Shruti credits her time at Columbia University for nurturing the entrepreneurial streak in her: “I worked as a research assistant to Professor Arvind Panagariya which exposed me to real-life intricacies involved in the business and finance sector on a global level. Working in close quarters with a fellow Indian, I gained amazing insights about how business and leadership in India work and how they are starkly different from the work culture that exists in the US.”
While the finance industry – and especially the fintech sector – is a more male-dominated one, the role that women are playing in the sector is noteworthy, Shruti says, narrating her experience of being invited as a speaker to the Festival of Fintech conclave organised by Cambridge University. “It was then that I realised how significantly women are contributing to the fintech sector,” she shares.
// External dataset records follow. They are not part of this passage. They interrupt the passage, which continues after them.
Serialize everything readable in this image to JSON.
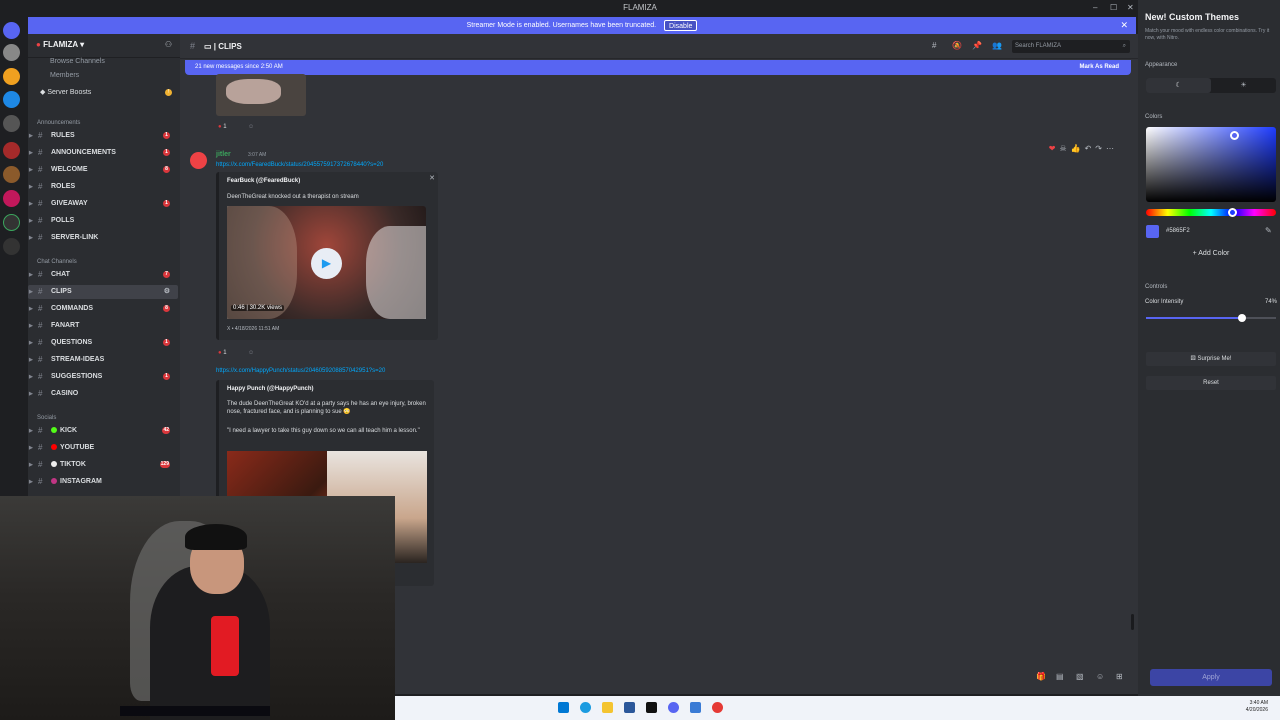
{
  "window": {
    "title": "FLAMIZA"
  },
  "banner": {
    "text": "Streamer Mode is enabled. Usernames have been truncated.",
    "button": "Disable"
  },
  "server": {
    "name": "FLAMIZA"
  },
  "sidebar": {
    "browse": "Browse Channels",
    "members": "Members",
    "boosts": "Server Boosts",
    "categories": {
      "announcements": "Announcements",
      "chat": "Chat Channels",
      "socials": "Socials"
    },
    "channels": [
      {
        "label": "RULES",
        "badge": "1"
      },
      {
        "label": "ANNOUNCEMENTS",
        "badge": "1"
      },
      {
        "label": "WELCOME",
        "badge": "8"
      },
      {
        "label": "ROLES",
        "badge": ""
      },
      {
        "label": "GIVEAWAY",
        "badge": "1"
      },
      {
        "label": "POLLS",
        "badge": ""
      },
      {
        "label": "SERVER-LINK",
        "badge": ""
      },
      {
        "label": "CHAT",
        "badge": "7"
      },
      {
        "label": "CLIPS",
        "badge": ""
      },
      {
        "label": "COMMANDS",
        "badge": "8"
      },
      {
        "label": "FANART",
        "badge": ""
      },
      {
        "label": "QUESTIONS",
        "badge": "1"
      },
      {
        "label": "STREAM-IDEAS",
        "badge": ""
      },
      {
        "label": "SUGGESTIONS",
        "badge": "1"
      },
      {
        "label": "CASINO",
        "badge": ""
      },
      {
        "label": "KICK",
        "badge": "42"
      },
      {
        "label": "YOUTUBE",
        "badge": ""
      },
      {
        "label": "TIKTOK",
        "badge": "129"
      },
      {
        "label": "INSTAGRAM",
        "badge": ""
      }
    ],
    "colors": {
      "badge": "#da373c",
      "kick": "#53fc18",
      "youtube": "#ff0000",
      "tiktok": "#eeeeee",
      "instagram": "#c13584"
    }
  },
  "channel": {
    "name": "CLIPS",
    "search_placeholder": "Search FLAMIZA"
  },
  "newmsg": {
    "text": "21 new messages since 2:50 AM",
    "action": "Mark As Read"
  },
  "messages": {
    "reaction_count": "1",
    "m1": {
      "author": "jitler",
      "time": "3:07 AM",
      "link": "https://x.com/FearedBuck/status/2045575917372678440?s=20",
      "embed_author": "FearBuck (@FearedBuck)",
      "embed_text": "DeenTheGreat knocked out a therapist on stream",
      "video_duration": "0:46",
      "video_views": "30.2K views",
      "footer": "X • 4/18/2026 11:51 AM"
    },
    "m2": {
      "link": "https://x.com/HappyPunch/status/2046059208857042951?s=20",
      "embed_author": "Happy Punch (@HappyPunch)",
      "embed_text1": "The dude DeenTheGreat KO'd at a party says he has an eye injury, broken nose, fractured face, and is planning to sue 😳",
      "embed_text2": "\"I need a lawyer to take this guy down so we can all teach him a lesson.\""
    }
  },
  "theme_panel": {
    "title": "New! Custom Themes",
    "subtitle": "Match your mood with endless color combinations. Try it now, with Nitro.",
    "appearance": "Appearance",
    "colors": "Colors",
    "hex": "#5865F2",
    "add_color": "+ Add Color",
    "controls": "Controls",
    "intensity_label": "Color Intensity",
    "intensity_value": "74%",
    "intensity": 0.74,
    "surprise": "Surprise Me!",
    "reset": "Reset",
    "apply": "Apply",
    "accent": "#5865f2"
  },
  "taskbar": {
    "time": "3:40 AM",
    "date": "4/20/2026"
  }
}
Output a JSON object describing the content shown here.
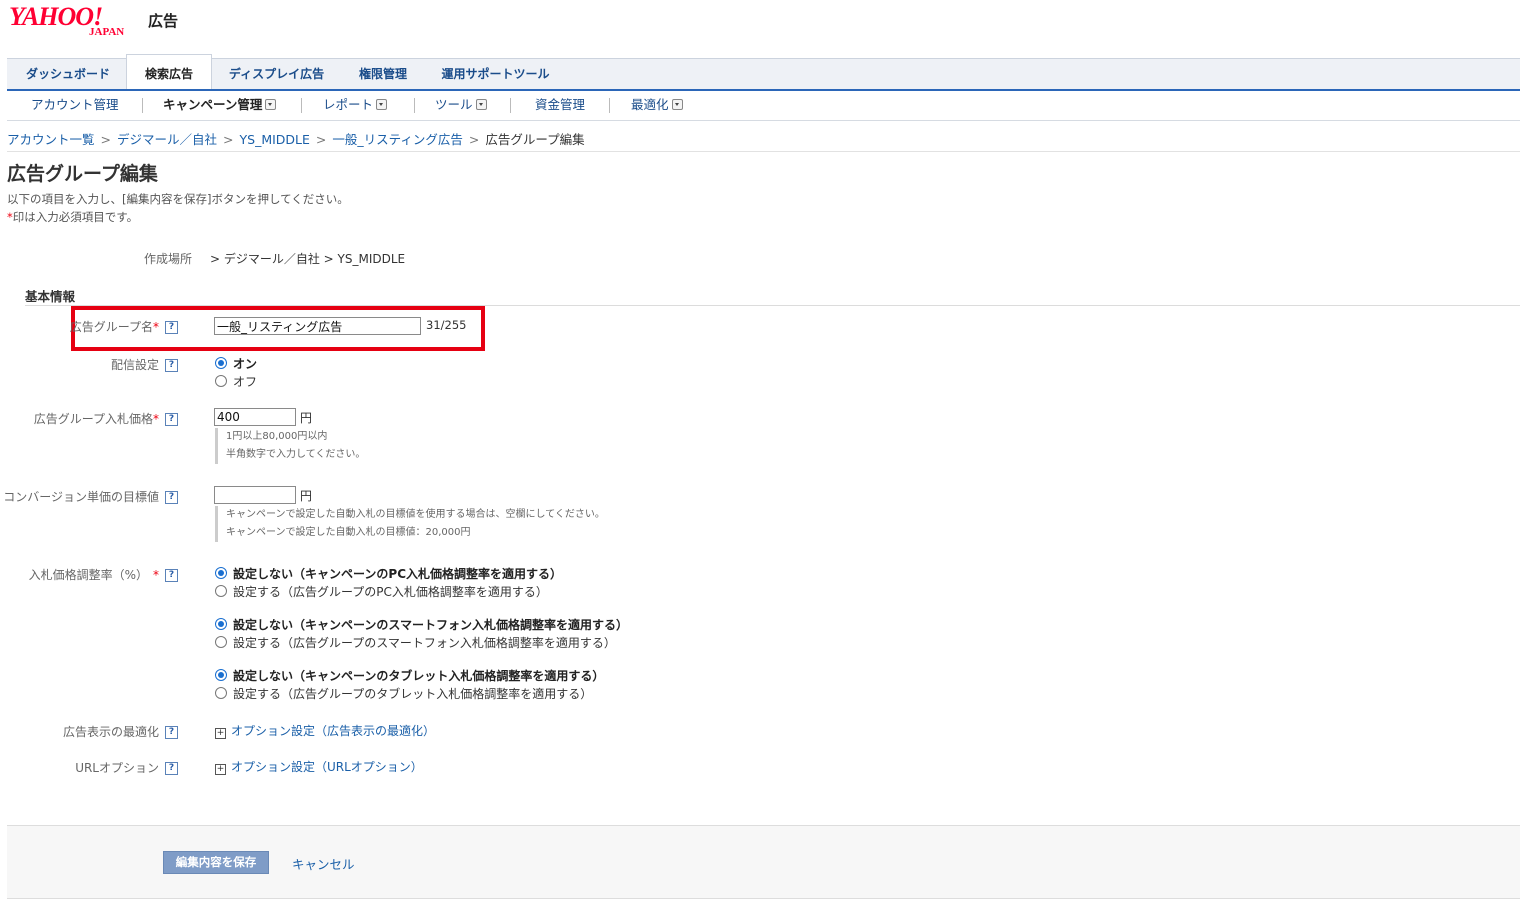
{
  "logo": {
    "brand": "YAHOO!",
    "sub": "JAPAN",
    "service": "広告"
  },
  "tabs": [
    "ダッシュボード",
    "検索広告",
    "ディスプレイ広告",
    "権限管理",
    "運用サポートツール"
  ],
  "submenu": [
    "アカウント管理",
    "キャンペーン管理",
    "レポート",
    "ツール",
    "資金管理",
    "最適化"
  ],
  "breadcrumb": [
    "アカウント一覧",
    "デジマール／自社",
    "YS_MIDDLE",
    "一般_リスティング広告",
    "広告グループ編集"
  ],
  "breadcrumb_sep": ">",
  "page": {
    "title": "広告グループ編集",
    "instruction": "以下の項目を入力し、[編集内容を保存]ボタンを押してください。",
    "required_note": "印は入力必須項目です。",
    "required_mark": "*"
  },
  "location": {
    "label": "作成場所",
    "value": "> デジマール／自社 > YS_MIDDLE"
  },
  "section_title": "基本情報",
  "help_mark": "?",
  "fields": {
    "group_name": {
      "label": "広告グループ名",
      "value": "一般_リスティング広告",
      "counter": "31/255"
    },
    "delivery": {
      "label": "配信設定",
      "on": "オン",
      "off": "オフ"
    },
    "bid": {
      "label": "広告グループ入札価格",
      "value": "400",
      "unit": "円",
      "note1": "1円以上80,000円以内",
      "note2": "半角数字で入力してください。"
    },
    "cv_target": {
      "label": "コンバージョン単価の目標値",
      "value": "",
      "unit": "円",
      "note1": "キャンペーンで設定した自動入札の目標値を使用する場合は、空欄にしてください。",
      "note2": "キャンペーンで設定した自動入札の目標値：20,000円"
    },
    "bid_adj": {
      "label": "入札価格調整率（%）",
      "pc_off": "設定しない（キャンペーンのPC入札価格調整率を適用する）",
      "pc_on": "設定する（広告グループのPC入札価格調整率を適用する）",
      "sp_off": "設定しない（キャンペーンのスマートフォン入札価格調整率を適用する）",
      "sp_on": "設定する（広告グループのスマートフォン入札価格調整率を適用する）",
      "tb_off": "設定しない（キャンペーンのタブレット入札価格調整率を適用する）",
      "tb_on": "設定する（広告グループのタブレット入札価格調整率を適用する）"
    },
    "ad_opt": {
      "label": "広告表示の最適化",
      "link": "オプション設定（広告表示の最適化）"
    },
    "url_opt": {
      "label": "URLオプション",
      "link": "オプション設定（URLオプション）"
    }
  },
  "buttons": {
    "save": "編集内容を保存",
    "cancel": "キャンセル"
  }
}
Shruti believes there is definitely a lack of female perspective when it comes to creating financial products, which can be harmful for the industry’s growth. “Isn’t a significant share of this industry’s consumer base female? How are we making sure we’re making inclusive financial products?” she asks. At the same time, she sees hope for change as more female entrepreneurs foray into the financial sector.
Shruti’s mantra for success? “Changing with time and adopting technology while maintaining discipline. Time management, hard work and a lot of reading to stay ahead of the curve.”